Coverage plots displays two plots: the breadth of coverage distribution by each population groups in 1KGP (left) and per-locus coverage metric across genomic loci for the gene (right).
The violin plot on the left shows the breadth of coverage distribution by each population groups in 1KGP. The black horizontal line marks the average per-locus coverage metric based on exomes in the Genome Aggregation Database (gnomAD), as an independant estimate from large-scale data (125,748 exomes in the release 2.1).
The second plot on the right shows coverage metric (from exomes in gnomAD browser) over genomic positions in the selected gene for the GRCh37 (b37/hg19) reference genome. The plot consists of two parts: the coverage metric over genomic positions (top) and exons and transcripts in the gene (bottom). The coverage metric is defined as the proportion of exomes in the gnomAD (y-axis) which achieved the target depth of coverage (5x, 10x, 15x, 20x, 25x, 30x, 50x, or 100x) at the given locus (x-axis). The coverage metrics at different target depths are represented by different colors: 5x (red), 10x (dark orange), 15x (orange), 20x (yellow), 25x (light green), 30x (green), 50x (greenish blue), and 100x (blue).

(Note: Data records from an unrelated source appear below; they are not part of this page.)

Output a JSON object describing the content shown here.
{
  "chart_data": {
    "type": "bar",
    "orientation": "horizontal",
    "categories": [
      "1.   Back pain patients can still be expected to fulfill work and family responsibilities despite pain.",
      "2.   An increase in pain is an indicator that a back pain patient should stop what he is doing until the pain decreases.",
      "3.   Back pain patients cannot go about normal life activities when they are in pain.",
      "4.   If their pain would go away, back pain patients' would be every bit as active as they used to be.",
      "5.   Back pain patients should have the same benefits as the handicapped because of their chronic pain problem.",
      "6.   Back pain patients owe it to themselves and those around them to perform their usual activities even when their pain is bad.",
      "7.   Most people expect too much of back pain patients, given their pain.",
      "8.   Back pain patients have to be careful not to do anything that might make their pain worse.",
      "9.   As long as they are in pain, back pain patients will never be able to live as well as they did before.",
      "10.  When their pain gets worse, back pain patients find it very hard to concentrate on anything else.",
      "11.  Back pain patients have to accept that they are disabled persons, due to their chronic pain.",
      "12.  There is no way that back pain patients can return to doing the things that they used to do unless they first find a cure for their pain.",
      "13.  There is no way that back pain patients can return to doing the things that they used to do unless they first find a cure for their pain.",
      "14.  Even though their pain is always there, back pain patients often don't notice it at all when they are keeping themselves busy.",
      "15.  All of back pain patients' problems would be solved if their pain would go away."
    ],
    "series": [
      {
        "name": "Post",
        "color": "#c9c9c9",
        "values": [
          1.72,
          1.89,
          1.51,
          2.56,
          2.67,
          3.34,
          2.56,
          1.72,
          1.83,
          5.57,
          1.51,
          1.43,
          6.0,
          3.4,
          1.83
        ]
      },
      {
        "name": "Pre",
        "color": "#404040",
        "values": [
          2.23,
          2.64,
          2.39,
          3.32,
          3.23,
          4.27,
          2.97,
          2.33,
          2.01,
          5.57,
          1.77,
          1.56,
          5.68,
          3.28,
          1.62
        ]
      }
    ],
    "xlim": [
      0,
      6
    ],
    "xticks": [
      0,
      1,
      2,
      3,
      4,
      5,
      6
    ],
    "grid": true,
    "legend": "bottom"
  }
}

If the given position in the gene is well-covered in most of gnomAD exomes, the position will have high metric values (and in darker colors, too, if the position is also well-covered at higher target depths). For the PNPLA3 gene, most coding exons (except for the leftmost one) are well-covered at all depths. On the other hand, if a region is shown only in red-to-yellow colors (e.g., high percentage of exomes attained 10x coverage for the region, but very low percentage of exomes with 30x or more), or the region have low metric values over any target depths (e.g., only 5% of exomes had covered the region at any level), it indicates that the part of the gene is not well covered among exomes in gnomAD. In the above figure, the leftmost exon in PNPLA3 gene is less-covered compared to other exons.
The genes’ exon-intron structures are shown below the coverage metric plot, as a guide to identify coverage levels within the gene. The light blue blocks at either end represent the untranslated region (UTR) of the gene, while the dark blue blocks represent the exons. Introns are shown as blue lines connecting blocks. Note that the introns of the genes are scaled down to the same length to emphasize the exons. The gene model may show multiple transcripts for the gene, even if a single CCDS transcript is selected. Since coverage metric from gnomAD is based only on GRCh37 (hg19/b37), some genes picked from GRCh38 may not have a corresponding plot for gnomAD coverage metric.

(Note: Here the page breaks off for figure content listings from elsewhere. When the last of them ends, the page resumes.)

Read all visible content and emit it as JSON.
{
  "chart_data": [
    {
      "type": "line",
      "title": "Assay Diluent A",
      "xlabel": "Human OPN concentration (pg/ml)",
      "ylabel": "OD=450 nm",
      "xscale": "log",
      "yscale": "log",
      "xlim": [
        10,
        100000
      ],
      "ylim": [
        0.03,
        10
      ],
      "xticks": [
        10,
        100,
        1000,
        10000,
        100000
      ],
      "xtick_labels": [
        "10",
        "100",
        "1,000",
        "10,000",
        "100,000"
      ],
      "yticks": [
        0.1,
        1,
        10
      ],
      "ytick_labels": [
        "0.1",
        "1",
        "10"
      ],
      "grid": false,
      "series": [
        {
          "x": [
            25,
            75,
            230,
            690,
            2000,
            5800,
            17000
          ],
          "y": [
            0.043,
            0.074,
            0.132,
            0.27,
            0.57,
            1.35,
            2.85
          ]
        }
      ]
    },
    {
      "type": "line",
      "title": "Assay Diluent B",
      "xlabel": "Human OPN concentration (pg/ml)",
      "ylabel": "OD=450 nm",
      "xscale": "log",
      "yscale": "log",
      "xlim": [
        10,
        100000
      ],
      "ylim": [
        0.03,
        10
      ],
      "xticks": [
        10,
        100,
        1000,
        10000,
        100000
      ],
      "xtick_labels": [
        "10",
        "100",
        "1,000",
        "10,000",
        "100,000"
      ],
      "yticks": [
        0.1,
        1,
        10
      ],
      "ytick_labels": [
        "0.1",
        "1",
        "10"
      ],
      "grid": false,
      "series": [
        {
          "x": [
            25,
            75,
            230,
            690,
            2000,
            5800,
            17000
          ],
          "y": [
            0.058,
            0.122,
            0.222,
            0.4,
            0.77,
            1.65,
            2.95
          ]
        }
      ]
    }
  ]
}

Comparison of distribution allows users to visualize and to compare cumulative distribution (with Kolmogorov–Smirnov test) for breadth of coverage between pair of populations. Once the pair of population is specified on the left panel, the right part will be updated with the corresponding cummulative distributions. Two black dots connected with dashed line shows the point where the gap between two distribution is the largest. The D-statistics and p-value from Kolmogorov-Smirnov test are shown above the plot.
Comparison of means shows the pairwise differences between means of breadth of coverage using the Tukey’s Honest Significant Difference test. The left triangular plot shows the estimated pairwise differences of means. The right plot shows the p-values from the significant difference test.
Tests in GTR for the gene provides a list of all gene panel tests registered in GTR that involves the selected gene. Each panel is listed by its unique accession version and provides a hyperlink to its entry in GTR when clicked. Given all genes reported by WEScover to be poorly covered by WES, users may browse these panels and read their entries in GTR to learn how to gain access to these tests.